Vokenization language ai can see

IMAGE CREDIT:

iStock

Vokenization: Language that AI can see

With images now being incorporated into artificial intelligence (AI) systems training, robots might soon be able to “see” commands.

Author:
Author name
Quantumrun Foresight
May 9, 2023

Natural language processing (NLP) has enabled artificial intelligence (AI) systems to learn human speech by understanding words and matching context with the sentiment. The only downside is that these NLP systems are purely text-based. Vokenization is about to change all that.

Vokenization context

Two text-based machine learning (ML) programs are often used to train AI to process and understand human language: OpenAI’s Generative Pre-trained Transformer 3 (GPT-3) and Google's BERT (Bidirectional Encoder Representations from Transformers). In AI terminology, the words used in NLP training are called tokens. Researchers from the University of North Carolina (UNC) observed that text-based training programs are limited because they cannot "see," meaning they cannot capture visual information and communication.

For example, if someone asks GPT-3 what the color of the sheep is, the system will often answer "black" even if it's clearly white. This response is because the text-based system will associate it with the term "black sheep" instead of identifying the correct color. By incorporating visuals with tokens (voken), AI systems can have a holistic understanding of terms. Vokenization integrates vokens into self-supervised NLP systems, allowing them to develop "common sense."

Integrating language models and computer vision is not a new concept, and it is a rapidly expanding field in AI research. The combination of these two types of AI leverages their individual strengths. Language models like GPT-3 are trained through unsupervised learning, which allows them to scale easily. In contrast, image models like object recognition systems can directly learn from reality and do not rely on the abstraction provided by the text. For example, image models can recognize that a sheep is white by looking at a picture.

Disruptive impact

The process of vokenization is pretty straightforward. Vokens are created by assigning corresponding or relevant images to language tokens. Then, algorithms (vokenizer) are designed to generate vokens through unsupervised learning (no explicit parameters/rules). Common sense AI trained through vokenization can communicate and solve problems better because they have a more in-depth understanding of context. This approach is unique because it not only predicts language tokens but also predicts image tokens, which is something that traditional BERT models are unable to do.

For example, robotic assistants will be able to recognize images and navigate processes better because they can “see” what is required of them. Artificial intelligence systems trained to write content will be able to craft articles that sound more human, with ideas that flow better, instead of disjointed sentences. Considering the wide reach of NLP applications, vokenization can lead to better-performing chatbots, virtual assistants, online medical diagnoses, digital translators, and more.

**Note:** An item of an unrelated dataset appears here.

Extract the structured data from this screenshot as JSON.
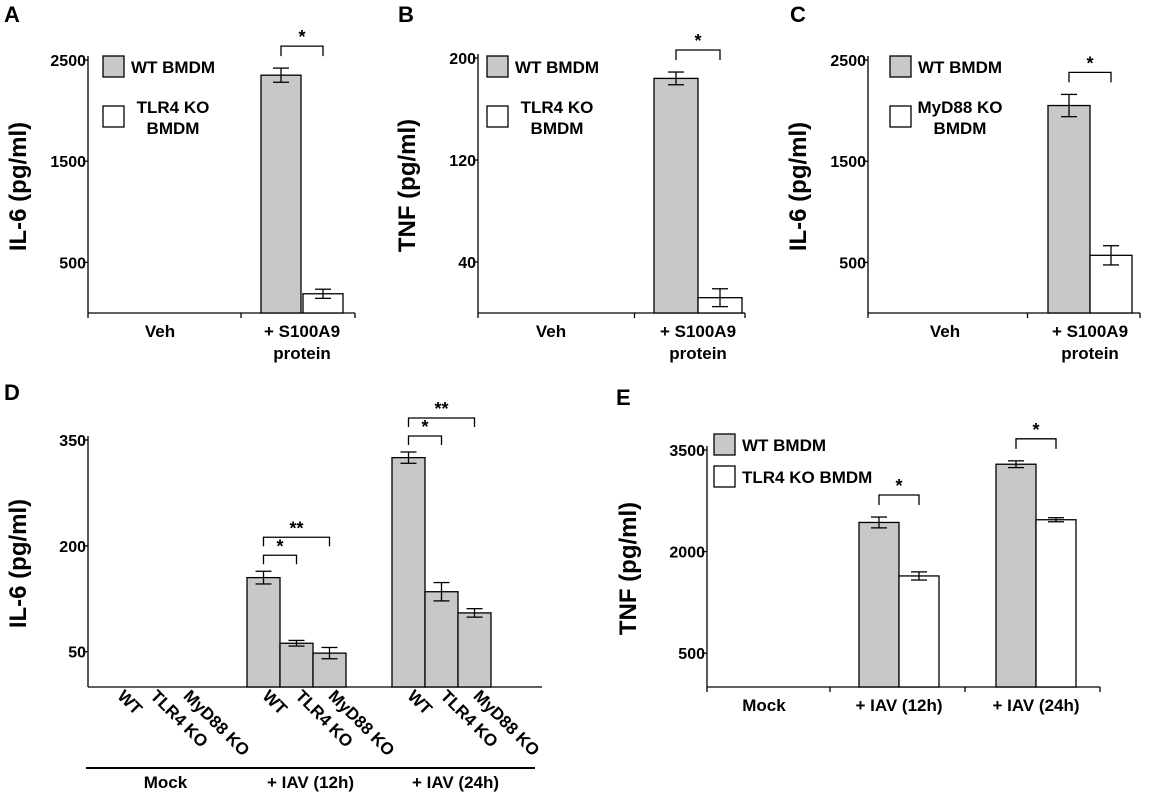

Additionally, the combination of vision and language learning is gaining popularity in medical imaging applications, specifically for automated medical image diagnosis. For example, some researchers are experimenting with this approach on radiograph images with accompanying text descriptions, where semantic segmentation can be time-consuming. The vokenization technique could enhance these representations and improve automated medical imaging by utilizing the text information.

Applications for vokenization

Some applications for vokenization may include:

Intuitive chatbots that can process screenshots, pictures, and website content. Customer support chatbots, in particular, may be able to accurately recommend products and services.

Digital translators that can process images and videos and provide an accurate translation that considers cultural and situational context.

Social media bot scanners being able to conduct a more holistic sentiment analysis by merging images, captions, and comments. This application can be useful in content moderation that requires the analysis of harmful images.